Sein Urenkel möchte mehr wissen. Auch, ob er selbst jüdisch sein könnte. »Ich hatte Sie angerufen«, sagt Maria Iljina freundlich. Denn die Bücher könnten weiterhelfen. Sie geht mit ihm zu einem Regal, wo er in den Adressbüchern von damals nachschlagen kann. Da der Fechter aus Rumänien stammt, wird es schwierig. »Kommen Sie mal mit«, fordert Maria Iljina den Urenkel auf. Gemeinsam geht es ins Untergeschoss.
Das älteste Gebetbuch stammt aus dem Jahr 1847.
Hier gibt es keine Ventilatoren, es ist angenehm kühl und sehr still. Unter zig Regalen und Tausenden Büchern findet Maria Iljina mit einem Handgriff das entscheidende Buch Jüdische Sportler von Paul Yogi Mayer auf Englisch.
Der junge Mann ist angespannt. Während er in dem Buch blättert, geht Iljina durch das Untergeschoss. »Das ist unsere Schatzkammer«, sagt sie und zeigt auf alte Gebetbücher und andere Judaica. Das älteste Gebetbuch stammt aus dem Jahr 1847. Es steht in der Präsenzbibliothek und ist eines von 9000 Werken der Judaica-Abteilung. Eine Rarität: Moses Mendelsohns Buch über Ritualgesetze, betreffend Erbschaften, Vormundschaftssachen, Testamente und Ehesachen von 1799. »Manche Bücher müssen restauriert werden«, sagt die Bibliothekarin. Doch nun möchte sie erst einmal dem Mann die Turnzeitungen aus der Vorkriegszeit bringen, die auch hier stehen. Mit zwei dicken Bänden kehrt sie zurück. Die Augen des Urenkels leuchten. »Ich möchte meine Familiengeschichte kennen.«
Nicht nur ältere Leser kommen, sondern alle Generationen sind vertreten
»Unsere Stammkunden sind fleißig und kommen regelmäßig«, sagt Maria Iljina, zurück an ihrem Arbeitsplatz. Manche mailen vorab bereits die Liste mit Büchern, die sie gern hätten, und sie holt die Exemplare dann schon aus den Regalen. Viele nutzen auch das Online-Angebot. Nicht nur ältere Leser kommen, sondern alle Generationen sind vertreten. Bereits am Eingang sind Kinderbücher ausgestellt und laden zum Lesen ein.
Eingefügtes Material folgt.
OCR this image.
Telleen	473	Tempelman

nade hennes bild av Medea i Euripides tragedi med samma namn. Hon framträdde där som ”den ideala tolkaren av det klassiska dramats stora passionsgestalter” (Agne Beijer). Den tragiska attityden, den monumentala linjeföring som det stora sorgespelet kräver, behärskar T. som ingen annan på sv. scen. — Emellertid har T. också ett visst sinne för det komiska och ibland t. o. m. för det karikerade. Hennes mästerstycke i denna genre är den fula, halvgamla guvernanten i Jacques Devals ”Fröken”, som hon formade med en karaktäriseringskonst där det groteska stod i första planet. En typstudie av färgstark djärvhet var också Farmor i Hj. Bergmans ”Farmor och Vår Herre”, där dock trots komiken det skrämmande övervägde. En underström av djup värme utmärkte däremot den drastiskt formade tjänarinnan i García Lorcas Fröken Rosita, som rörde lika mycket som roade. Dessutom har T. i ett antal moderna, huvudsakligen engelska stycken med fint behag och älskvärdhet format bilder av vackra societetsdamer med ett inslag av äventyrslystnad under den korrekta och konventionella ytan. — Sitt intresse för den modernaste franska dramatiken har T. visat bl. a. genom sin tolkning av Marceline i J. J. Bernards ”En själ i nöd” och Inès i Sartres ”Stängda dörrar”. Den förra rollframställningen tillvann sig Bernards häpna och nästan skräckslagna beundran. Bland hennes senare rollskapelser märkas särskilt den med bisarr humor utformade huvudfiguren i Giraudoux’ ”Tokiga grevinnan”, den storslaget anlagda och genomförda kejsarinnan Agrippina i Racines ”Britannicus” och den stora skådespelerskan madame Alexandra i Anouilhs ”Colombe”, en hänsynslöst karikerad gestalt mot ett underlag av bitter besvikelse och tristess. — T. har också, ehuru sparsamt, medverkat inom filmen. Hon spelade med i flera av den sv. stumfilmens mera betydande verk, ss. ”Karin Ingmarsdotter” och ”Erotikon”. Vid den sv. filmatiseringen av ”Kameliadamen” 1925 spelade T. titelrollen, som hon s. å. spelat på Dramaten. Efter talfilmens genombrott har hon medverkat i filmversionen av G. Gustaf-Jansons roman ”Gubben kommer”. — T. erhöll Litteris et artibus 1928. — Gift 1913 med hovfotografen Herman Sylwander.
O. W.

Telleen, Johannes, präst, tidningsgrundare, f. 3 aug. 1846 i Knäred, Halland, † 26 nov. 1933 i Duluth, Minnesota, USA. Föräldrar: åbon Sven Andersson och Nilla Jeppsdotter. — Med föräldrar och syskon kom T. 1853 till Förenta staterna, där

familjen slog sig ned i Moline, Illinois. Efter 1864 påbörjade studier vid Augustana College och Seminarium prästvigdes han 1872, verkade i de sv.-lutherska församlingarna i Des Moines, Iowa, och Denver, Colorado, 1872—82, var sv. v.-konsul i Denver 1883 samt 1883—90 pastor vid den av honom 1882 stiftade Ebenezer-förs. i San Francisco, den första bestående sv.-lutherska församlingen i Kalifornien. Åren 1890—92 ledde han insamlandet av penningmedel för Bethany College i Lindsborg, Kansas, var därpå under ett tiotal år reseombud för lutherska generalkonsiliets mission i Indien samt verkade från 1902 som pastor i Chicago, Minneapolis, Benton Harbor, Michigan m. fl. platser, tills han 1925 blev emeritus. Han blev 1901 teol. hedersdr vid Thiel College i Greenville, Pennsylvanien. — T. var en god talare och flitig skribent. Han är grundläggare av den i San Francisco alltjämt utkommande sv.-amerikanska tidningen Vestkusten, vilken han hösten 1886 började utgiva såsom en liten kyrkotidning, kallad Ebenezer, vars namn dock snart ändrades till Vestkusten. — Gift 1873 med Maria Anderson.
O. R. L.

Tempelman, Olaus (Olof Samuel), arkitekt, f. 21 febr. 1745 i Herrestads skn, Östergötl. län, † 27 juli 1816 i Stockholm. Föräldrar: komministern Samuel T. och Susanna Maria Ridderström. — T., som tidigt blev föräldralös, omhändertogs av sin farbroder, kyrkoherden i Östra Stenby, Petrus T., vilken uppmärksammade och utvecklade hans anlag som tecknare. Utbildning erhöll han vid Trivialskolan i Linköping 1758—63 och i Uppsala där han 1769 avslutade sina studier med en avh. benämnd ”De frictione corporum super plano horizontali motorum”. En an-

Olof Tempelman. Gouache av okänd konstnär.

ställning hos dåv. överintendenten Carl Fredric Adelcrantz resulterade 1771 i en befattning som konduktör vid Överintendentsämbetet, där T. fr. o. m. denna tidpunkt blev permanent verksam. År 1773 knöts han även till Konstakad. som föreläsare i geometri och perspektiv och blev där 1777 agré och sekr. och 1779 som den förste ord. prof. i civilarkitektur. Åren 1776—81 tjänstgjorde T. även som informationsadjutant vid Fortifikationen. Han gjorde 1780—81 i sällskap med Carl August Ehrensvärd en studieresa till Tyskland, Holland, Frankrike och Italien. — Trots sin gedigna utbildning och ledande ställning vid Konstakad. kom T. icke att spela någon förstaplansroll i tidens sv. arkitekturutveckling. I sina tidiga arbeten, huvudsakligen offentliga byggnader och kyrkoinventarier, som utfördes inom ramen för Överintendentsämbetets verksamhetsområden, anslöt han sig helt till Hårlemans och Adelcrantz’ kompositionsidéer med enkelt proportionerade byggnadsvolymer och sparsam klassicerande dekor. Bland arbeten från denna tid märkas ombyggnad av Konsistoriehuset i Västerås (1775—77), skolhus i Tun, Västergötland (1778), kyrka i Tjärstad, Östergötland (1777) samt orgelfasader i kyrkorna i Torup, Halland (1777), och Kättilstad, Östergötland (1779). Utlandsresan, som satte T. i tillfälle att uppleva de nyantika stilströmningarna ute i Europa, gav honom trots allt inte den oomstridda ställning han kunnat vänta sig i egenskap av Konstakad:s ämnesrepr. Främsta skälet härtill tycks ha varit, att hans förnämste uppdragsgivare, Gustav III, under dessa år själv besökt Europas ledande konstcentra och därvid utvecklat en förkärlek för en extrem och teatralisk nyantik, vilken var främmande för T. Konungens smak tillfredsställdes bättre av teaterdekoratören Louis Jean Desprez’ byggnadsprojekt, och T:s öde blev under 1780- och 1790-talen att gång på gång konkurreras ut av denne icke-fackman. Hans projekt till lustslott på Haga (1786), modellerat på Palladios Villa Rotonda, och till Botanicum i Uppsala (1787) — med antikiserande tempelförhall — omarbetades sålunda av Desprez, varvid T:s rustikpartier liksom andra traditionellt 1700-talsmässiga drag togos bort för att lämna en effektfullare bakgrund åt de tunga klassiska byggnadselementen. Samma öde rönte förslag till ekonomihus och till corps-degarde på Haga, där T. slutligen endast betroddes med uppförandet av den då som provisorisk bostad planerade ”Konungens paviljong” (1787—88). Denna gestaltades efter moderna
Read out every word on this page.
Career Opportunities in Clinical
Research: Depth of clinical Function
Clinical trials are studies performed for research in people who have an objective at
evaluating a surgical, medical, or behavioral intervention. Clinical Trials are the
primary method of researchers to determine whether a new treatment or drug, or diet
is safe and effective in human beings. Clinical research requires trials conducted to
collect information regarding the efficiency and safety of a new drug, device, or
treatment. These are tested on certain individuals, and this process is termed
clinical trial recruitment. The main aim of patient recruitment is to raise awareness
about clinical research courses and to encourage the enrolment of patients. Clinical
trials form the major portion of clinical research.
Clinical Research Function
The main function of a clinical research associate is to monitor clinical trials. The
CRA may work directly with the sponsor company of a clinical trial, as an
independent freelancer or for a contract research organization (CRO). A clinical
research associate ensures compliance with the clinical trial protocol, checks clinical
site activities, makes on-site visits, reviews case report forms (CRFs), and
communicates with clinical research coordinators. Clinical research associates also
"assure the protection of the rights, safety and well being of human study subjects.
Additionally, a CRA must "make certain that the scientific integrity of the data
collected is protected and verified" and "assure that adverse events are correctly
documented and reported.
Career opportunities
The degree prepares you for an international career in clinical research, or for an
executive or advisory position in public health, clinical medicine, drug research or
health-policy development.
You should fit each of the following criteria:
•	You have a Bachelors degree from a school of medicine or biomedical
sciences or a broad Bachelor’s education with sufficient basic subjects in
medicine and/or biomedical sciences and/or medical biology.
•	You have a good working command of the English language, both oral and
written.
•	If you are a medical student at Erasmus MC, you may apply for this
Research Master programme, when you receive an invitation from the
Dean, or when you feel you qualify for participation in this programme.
Eine Frau Mitte 40 kommt an den Tresen. Sie hat eine große Stofftasche mit Büchern dabei, die sie und ihre Tochter ausgeliehen haben. Nun möchte sie sie zurückbringen. »Das ist eine Familie, die noch liest«, lobt Maria Iljina. Fast im selben Moment steuert eine ältere, sehr elegante Frau, auf den Lesebereich zu. Vor dem Ständer mit den Zeitungen bleibt sie stehen und nimmt sich eine mit. Dann taucht sie in die Lektüre ein.
Das Thema Schoa lässt die Bibliothekarin nicht los
Der suchende Mann kommt auf Maria Iljina zu. »Es ist doch verrückt, in der englischen Ausgabe steht mein Urgroßvater nicht unter den jüdischen Sportlern. In der deutschen aber schon.« Er schüttelt den Kopf und bleibt ratlos. Für heute hat er genug.
»Meine Familie wurde in Riga ermordet«, erzählt Maria Iljina. Nur ihre Mutter und deren Bruder konnten vor den Nazis fliehen. Das Thema Schoa lässt sie nicht los. Darüber hinaus liest sie gern Dokumentationen, Fachbücher, Biografien – und englische Romane. »Aber nicht während der Arbeitszeit, da habe ich genug anderes zu tun«, meint sie lachend. Maria Iljina wurde in Lettland geboren, dort absolvierte sie ein Studium als Bibliothekarin. Seit 30 Jahren ist die Bibliothek in der Fasanenstraße ihr Zuhause. Demnächst wird sie in Rente gehen. Schweren Herzens. Für heute schaltet sie erst einmal die Ventilatoren aus.